Si tengo que hacer un titular, diría que es la policía del agua que velatorio por su buen uso y por la protección del medio hídrico.

¿Qué perfiles de ambientólogos y ambientólogas trabajan actualmente en la ACA?

Bien, la gerente de la Agencia también es ambientóloga… Tenemos compañeros en el área de gestión del medio, tenemos directores territoriales… Una de las cosas que destacan a la ACA es que tenemos una plantilla de profesionales muy diversa, pero con un punto en común: un nivel de calificación muy elevado.

 

¿Y qué perfiles harían falta?

Podemos decir que tenemos una plantilla muy transversal. Con la jubilación de una parte del personal, ahora están entrando personas jóvenes con mucha energía y conocimiento. Muy preparadas, con ganas de innovar, con sabia nueva… Nuevas ideas, nuevas maneras de trabajar que dan un aire fresco en la pericia que ya existe a la Agencia… Se están creando unas buenas sinergias entre la sabiduría de los que llevan muchos años con las nuevas maneras de enfocar la gestión de la gente joven.

Qué crees que pueden aportar los titulados/des en Ciencias Ambientales a la gestión del agua?

La natura, el medio ambiente, el agua… todo es un ciclo cerrado, interrelacionado. Todo funciona como un único cuerpo y, por lo tanto, todas las acciones transversales que aplicamos desde el mundo de las Ciencias Ambientales nos tienen que ayudar para abordar los retos medioambientales de la sociedad actual. Cuántas más herramientas disponemos, cuánto más conocimiento gestionamos y cuánta más innovación aplicamos, nos servirá para configurar las herramientas integrales que nos ayuden a hacer frente a los problemas ambientales de las sociedades actuales. Con creatividad, compromiso ético y responsabilidad.

¿Qué innovaciones y mejoras en la gestión del agua has presenciado como profesional de este campo?
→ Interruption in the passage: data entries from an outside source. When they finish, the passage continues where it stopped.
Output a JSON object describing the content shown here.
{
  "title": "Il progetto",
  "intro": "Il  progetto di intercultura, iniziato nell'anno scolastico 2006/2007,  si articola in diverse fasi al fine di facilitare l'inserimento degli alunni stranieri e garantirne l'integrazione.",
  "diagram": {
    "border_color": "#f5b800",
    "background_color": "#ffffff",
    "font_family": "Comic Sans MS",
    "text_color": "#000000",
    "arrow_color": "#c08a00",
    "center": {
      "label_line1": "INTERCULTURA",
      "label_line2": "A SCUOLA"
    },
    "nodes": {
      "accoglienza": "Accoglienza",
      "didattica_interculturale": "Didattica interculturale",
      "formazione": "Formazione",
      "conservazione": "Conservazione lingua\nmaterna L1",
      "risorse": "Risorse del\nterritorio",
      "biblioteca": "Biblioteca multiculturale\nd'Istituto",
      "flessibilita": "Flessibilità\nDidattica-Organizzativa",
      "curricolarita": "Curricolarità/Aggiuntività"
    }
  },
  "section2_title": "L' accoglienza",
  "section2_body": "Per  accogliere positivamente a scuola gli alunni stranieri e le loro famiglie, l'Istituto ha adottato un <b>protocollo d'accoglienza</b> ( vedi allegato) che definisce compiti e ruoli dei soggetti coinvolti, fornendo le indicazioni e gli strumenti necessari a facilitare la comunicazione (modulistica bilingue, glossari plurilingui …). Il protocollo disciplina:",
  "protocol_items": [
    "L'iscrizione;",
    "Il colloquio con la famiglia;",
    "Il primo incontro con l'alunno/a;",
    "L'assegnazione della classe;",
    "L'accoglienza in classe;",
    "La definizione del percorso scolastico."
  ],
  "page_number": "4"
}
Las técnicas de tratamiento han mejorado mucho, y hemos logrado un doble objetivo: disfrutar de una mejor calidad del agua, a la vez de una depuración más económica para abocar al medio. Pero creo que tenemos que hacer más pasas adelante, sobre todo en cuanto a la parte de analíticas (con los nuevos compuestos emergentes que nos encontramos a las aguas residuales), la sensorización de todo el sistema y buscar los tratamientos menos costosos… Estas serían las grandes líneas de trabajo, sin olvidar la digitalización y la gestión de datos para avanzarnos a los riesgos de sequía e inundaciones con mucha antelación, o las técnicas de recuperación de espacios con medidas más integradas al medio ambiente o de bioingeniería.

¿Qué consejo darías a las nuevas generaciones de ambientólogos y ambientólogas?

Creo que hay muchas maneras de ser ambientólogo. Yo querría pensar que somos aquellos que buscamos el equilibrio entre todas las disciplinas. Somos los mediadores, aquellos que sabemos entender todas las partes, que intervenimos al hacer un mundo mejor desde la responsabilidad hacia el medio ambiente. Animo a todo el mundo a estudiarla. Animo a que los jóvenes se sumen en esta fantástica tarea, que es de presente, pero que servirá, sobre todo, por quien habiten el futuro. Y también querría decir que no nos obsesionamos en algo. Yo quería ser el mejor en GIS y, al final, soy director del ACA… La vida nos lleva a lugares que no esperábamos y tenemos que estar abiertos al cambio, eso sí, siente fieles a nuestros ideales.